The time was coming for them to go home. They served their time in captivity. When they go home, they will build vineyards, fruit trees, etc. They will be rebuilt as a nation. There will be singing when they go back to their homeland. There will be repentance, mercy, and great joy.
We are fortunate enough to have not suffered in captivity as the Israelites had. However, we have sinned, at times backslidden, and fallen short of God’s glory.
The scripture shared is for all of Israel, including us. As Christians, we are grafted in as a part of spiritual Israel. But it is not for individuals. The word “you” in this passage is for “you” plural not singular. So, as we declare these truths for ourselves, let’s remember the context it was written in.
My brothers and sisters, God loves you and I (us), with an everlasting love! Nothing can separate us from his love (Romans 8:38-39). It doesn’t matter what we have done in life, he still loves us. He called us to be his children. God proved this to us by sending his son, Jesus Christ, who died on the cross for our sins and rose from the dead on the third day. Jesus made a way for us to be children of God and a part of his church.

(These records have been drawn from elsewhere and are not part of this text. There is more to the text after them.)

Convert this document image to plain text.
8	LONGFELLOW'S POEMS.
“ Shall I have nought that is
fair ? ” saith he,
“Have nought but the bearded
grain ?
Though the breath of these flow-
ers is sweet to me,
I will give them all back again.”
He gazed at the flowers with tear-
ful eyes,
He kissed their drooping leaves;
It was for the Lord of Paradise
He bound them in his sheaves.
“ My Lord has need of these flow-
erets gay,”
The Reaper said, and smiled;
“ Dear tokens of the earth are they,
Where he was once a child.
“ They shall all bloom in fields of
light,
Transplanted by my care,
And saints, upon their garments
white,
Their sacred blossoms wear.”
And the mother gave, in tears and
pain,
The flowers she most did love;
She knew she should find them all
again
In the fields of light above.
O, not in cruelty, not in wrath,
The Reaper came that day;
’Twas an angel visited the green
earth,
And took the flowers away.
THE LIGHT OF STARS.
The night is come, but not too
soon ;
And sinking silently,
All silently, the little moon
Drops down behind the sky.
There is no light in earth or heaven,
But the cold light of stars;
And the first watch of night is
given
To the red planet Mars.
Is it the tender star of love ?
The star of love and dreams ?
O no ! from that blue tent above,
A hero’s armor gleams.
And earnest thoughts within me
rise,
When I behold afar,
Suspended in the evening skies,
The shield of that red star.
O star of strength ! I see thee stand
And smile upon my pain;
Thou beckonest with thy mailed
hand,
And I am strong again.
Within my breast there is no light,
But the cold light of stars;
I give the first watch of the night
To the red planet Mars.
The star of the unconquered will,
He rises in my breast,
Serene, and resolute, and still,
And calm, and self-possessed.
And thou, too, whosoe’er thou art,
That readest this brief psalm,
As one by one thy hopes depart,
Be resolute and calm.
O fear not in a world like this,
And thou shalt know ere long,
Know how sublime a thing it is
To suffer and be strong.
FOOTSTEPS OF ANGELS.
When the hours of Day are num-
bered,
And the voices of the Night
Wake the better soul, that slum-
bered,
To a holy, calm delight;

He is always faithful to us (Lamentations 3:22-23). He looks after us. He meets our every need according to his riches in glory (Philippians 4.19). He promises that he will be with us always to the end of the age (Matthew 28:20b).
When we first became Christians, God began to build us. He began to build us as one body in Christ. The past is forgiven, and the future is secure. Be encouraged by God’s love and faithfulness. Be encouraged that we are a part of Christ and the wider church (spiritual Israel) across the world and in heaven. Be encouraged that we are being built as a people of God. His promises to Israel are promises to us. Praise the Lord!
So yes, these verses are meaningful. They are filled with hope and encouragement. They were written and said by God to the Israelites in captivity and they are for us as part of spiritual Israel today. Always remember, you are loved with an everlasting love. God bless you.